When the process subsequently accesses memory within the new region, the hardware recognizes a segmentation fault and alerts the kernel to the condition. The kernel then looks up the page in its own data structures, and finds that you should have a zero page there, so it maps in a zero page (possibly first evicting a page from page-cache) and returns from the interrupt. Your process does not realize that any of this happened, the kernels operation is perfectly transparent (except for the short delay while the kernel does its work).
This optimization allows the system call to return very quickly, and, most importantly, it avoids any resources to be committed to your process when the mapping is made. This allows processes to reserve rather large buffers that they never need under normal circumstances, without fear of gobbling up too much memory.
So, if you want to program a memory eater, you absolutely have to actually do something with the memory you allocate.

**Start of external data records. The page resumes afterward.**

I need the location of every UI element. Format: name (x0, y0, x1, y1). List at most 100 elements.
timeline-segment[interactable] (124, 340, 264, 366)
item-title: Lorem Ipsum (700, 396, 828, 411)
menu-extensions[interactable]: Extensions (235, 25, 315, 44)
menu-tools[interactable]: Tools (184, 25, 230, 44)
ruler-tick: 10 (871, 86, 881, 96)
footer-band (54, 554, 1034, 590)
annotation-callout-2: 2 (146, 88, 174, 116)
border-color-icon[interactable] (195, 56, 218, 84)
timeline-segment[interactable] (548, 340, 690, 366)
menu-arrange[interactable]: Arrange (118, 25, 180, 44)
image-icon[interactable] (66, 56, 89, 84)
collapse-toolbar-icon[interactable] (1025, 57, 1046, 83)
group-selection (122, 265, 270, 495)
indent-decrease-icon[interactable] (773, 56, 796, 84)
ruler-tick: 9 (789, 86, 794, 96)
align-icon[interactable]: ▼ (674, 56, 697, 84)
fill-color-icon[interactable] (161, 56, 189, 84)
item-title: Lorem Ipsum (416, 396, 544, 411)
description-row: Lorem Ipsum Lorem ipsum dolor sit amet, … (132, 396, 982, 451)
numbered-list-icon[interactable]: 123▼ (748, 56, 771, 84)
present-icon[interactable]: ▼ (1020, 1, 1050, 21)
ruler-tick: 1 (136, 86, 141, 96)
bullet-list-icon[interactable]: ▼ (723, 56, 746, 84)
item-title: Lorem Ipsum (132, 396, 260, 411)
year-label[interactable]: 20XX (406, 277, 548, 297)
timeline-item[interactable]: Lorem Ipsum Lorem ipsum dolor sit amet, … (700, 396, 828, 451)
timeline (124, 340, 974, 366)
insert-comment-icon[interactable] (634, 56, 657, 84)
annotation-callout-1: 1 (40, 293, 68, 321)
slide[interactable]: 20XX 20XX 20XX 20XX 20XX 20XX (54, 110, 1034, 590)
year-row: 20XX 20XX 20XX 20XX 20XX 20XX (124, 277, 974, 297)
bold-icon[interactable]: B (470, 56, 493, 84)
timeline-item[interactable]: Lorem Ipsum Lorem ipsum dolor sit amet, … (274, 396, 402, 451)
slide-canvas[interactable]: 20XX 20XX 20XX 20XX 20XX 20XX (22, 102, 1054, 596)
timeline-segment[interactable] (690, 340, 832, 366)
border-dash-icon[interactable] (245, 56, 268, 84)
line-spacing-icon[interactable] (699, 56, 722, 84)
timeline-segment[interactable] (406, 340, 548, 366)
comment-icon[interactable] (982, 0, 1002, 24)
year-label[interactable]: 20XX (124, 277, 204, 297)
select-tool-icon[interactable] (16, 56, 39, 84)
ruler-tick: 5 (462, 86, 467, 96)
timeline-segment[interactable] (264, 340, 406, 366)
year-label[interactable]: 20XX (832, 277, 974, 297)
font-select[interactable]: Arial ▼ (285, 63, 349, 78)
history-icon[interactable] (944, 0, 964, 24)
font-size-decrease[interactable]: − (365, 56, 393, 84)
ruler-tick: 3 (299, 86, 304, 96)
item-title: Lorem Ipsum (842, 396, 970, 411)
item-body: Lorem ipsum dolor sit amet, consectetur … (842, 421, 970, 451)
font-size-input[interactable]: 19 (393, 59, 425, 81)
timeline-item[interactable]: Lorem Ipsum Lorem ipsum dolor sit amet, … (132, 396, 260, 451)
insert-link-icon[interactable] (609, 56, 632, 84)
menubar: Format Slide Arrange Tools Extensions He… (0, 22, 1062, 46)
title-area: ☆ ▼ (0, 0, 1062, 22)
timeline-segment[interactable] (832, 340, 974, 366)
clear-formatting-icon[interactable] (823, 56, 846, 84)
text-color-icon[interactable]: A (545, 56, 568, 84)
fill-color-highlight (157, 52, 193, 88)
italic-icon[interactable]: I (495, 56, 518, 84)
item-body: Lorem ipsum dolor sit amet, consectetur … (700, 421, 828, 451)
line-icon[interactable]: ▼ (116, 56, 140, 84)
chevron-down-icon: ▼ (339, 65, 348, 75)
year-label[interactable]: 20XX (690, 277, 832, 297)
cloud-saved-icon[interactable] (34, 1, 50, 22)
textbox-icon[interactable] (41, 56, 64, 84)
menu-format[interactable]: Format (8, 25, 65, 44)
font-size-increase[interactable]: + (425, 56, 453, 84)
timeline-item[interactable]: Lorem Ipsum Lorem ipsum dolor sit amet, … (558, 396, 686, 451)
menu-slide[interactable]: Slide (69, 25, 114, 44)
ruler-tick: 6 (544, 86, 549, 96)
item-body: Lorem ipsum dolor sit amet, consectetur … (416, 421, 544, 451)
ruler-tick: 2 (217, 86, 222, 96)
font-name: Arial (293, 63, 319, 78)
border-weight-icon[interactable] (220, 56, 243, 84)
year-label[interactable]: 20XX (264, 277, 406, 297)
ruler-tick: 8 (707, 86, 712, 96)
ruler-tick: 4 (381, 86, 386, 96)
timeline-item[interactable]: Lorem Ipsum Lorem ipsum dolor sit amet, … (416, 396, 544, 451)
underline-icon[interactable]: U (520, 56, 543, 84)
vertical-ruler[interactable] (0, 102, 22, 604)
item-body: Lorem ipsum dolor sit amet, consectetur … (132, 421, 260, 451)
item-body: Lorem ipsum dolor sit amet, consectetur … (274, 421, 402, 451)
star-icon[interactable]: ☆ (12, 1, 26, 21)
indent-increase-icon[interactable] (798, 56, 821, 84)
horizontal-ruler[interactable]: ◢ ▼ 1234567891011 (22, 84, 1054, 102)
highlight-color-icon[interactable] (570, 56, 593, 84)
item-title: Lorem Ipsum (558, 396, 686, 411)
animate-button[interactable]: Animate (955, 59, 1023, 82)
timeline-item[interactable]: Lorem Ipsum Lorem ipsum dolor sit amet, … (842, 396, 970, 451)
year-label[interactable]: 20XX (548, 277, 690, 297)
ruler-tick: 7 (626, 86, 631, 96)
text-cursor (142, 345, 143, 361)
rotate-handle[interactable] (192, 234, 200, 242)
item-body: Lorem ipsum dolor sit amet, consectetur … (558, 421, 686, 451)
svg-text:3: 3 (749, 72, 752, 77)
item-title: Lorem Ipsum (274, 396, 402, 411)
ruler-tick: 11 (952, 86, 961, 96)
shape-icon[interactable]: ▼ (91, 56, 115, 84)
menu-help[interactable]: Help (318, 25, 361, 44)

For this, you only need to add a single line to your code:
int eat_kilobyte()
{
if (memory == NULL)
memory = malloc(1024);
else
memory = realloc(memory, (eaten_memory * 1024) + 1024);
if (memory == NULL)
{
return 1;
}
else
{
//Force the kernel to map the containing memory page.
((char*)memory)[1024*eaten_memory] = 42;
eaten_memory++;
return 0;
}
}
Note that it is perfectly sufficient to write to a single byte within each page (which contains 4096 bytes on X86). That’s because all memory allocation from the kernel to a process is done at memory page granularity, which is, in turn, because of the hardware that does not allow paging at smaller granularities.